This post is from Heather Croshaw, a rising 3L at Vermont Law School (VLS) and currently interning at WWF in Hong Kong. The views expressed are her own and do not reflect those of WWF or VLS.
This summer I decided to partake in an internship in Hong Kong at World Wildlife Fund for Nature (WWF) to work in their Climate Change program.
I had a few days to explore the Hong Kong area before beginning work. Considering the amount of activities and sites in Hong Kong, I decided to do some of the real touristy ones first. One particularly popular activity sits directly outside WWF’s Central office, the Victoria Peak Tram, or just known as the Peak Tram.
The Peak Tram services millions of tourists each year, who clamor to witness the famous Hong Kong city view from the summit (well, almost the summit) of Victoria Peak. The tram climbs at a very steep incline, where the buildings look practically sideways. Not a fan of heights, I just kept looking up and not down!
Once the tram reached the top, the views were indeed impressive. The observation deck was especially wonderful for seeing the different sides of the island. While it was a warm day (28 or 29 C), a slight haze marred the picturesque cityscape. The smog was ruing the impressive view of the cityscape. Indeed, air pollution is a problem in Hong Kong SAR and the Pearl River Delta region.
After I left the observation tower, I wandered along to another viewing point where a bunch of tourists gathered. After taking in the view for a few minutes, a young woman asked for my attention. She asked me if I wanted to take a survey. I agreed. After I glanced at the survey, I realized that it was about air pollution and the city skyline. As an environmentalist, I understand more about air pollution than the average layperson- I’d like to think- especially on causes of air pollution, regulatory controls, policy options and legal duties to protect clean air and the right to health. I was feeling in my element.
The student held up 5 pictures of Hong Kong’s skyline and asked me to compare the picture to today’s view. It was definitely smoggy compared to 3 other pictures, but two other pictures were worse, which actually demonstrated how bad the air pollution can be in Hong Kong.
The survey asked questions about the causes of air pollution and possible health effects; rankings on what kinds of natural hazards are “worse” than others; whether people would be willing to change behavior (i.e. drive less); and how much money would people be willing to pay to clean the air. I found it hard to answer some questions, especially about ranking the natural disasters. Do I think Climate Change is the number one priority or today’s air pollution or water contamination? What about maintaining affordable electricity while implementing SOx, NOx, VOCs, PPMs and CO2 emission controls? How much would I be willing to pay to clean the air?
After I completed the survey, I briefly told her about my professional background, as a way to connect as people interested in protecting the environment. I had a nice discussion with the environmental science student from University of Hong Kong about her studies and what she hopes to do after school. She finishes her university degree in August. I wished her luck.

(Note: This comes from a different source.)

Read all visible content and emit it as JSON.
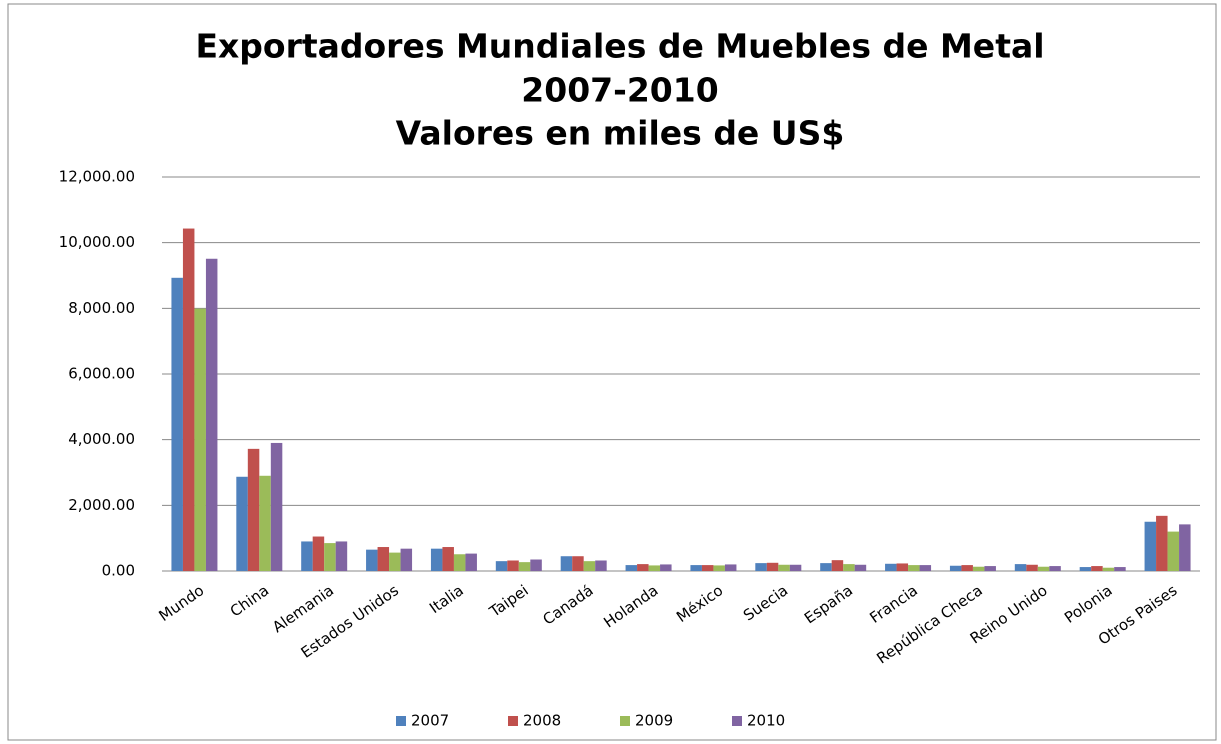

Based on background reading, I knew that air pollution was particularly problematic in China as well as in Hong Kong. What I didn’t know was that Hong Kong’s air pollution violated WHO standards.
In 2011, Hong Kong only had 59 clear days in which all 5 categories of air pollutants (NO2, PM10, SO2, O3 and PM2.5) satisfied the WHO short-term air quality guidelines (AQGs).
Before, Hong Kong could blame development and uncontrolled air pollution in China. When the wind blows from the mainland, pollution definitely settles into Hong Kong’s city area. Power plants, industry, buildings and motorized vehicles emit the majority of emissions causing the air pollution. However, Hong Kong cannot blame mainland China for all the air pollution, as Hong Kong’s motorized vehicles and power plants emit a significant amount of pollution. Thus, Hong Kong suffers both local and regional air pollution in the Pearl River Delta (not to mention water pollution as well).
So, how does Hong Kong fix the air pollution? They have an Air Pollution Ordinance, but the law has to go further. The policy-making arena has made some progress. In 2012, the Hong Kong Government finally updated their Air Quality Objectives for the first time since 1987, but actually offered little improvement.
Policy-makers face tough choices as they have to deal with the short term versus long term issues, while satisfying their constituents.
Protecting the environment does not have to be a hard choice though, which can be a difficult concept for some policymakers to understand. Hong Kong faces similar policy decisions as in the U.S., where people claim that protecting the environment kills jobs and hurts economic growth.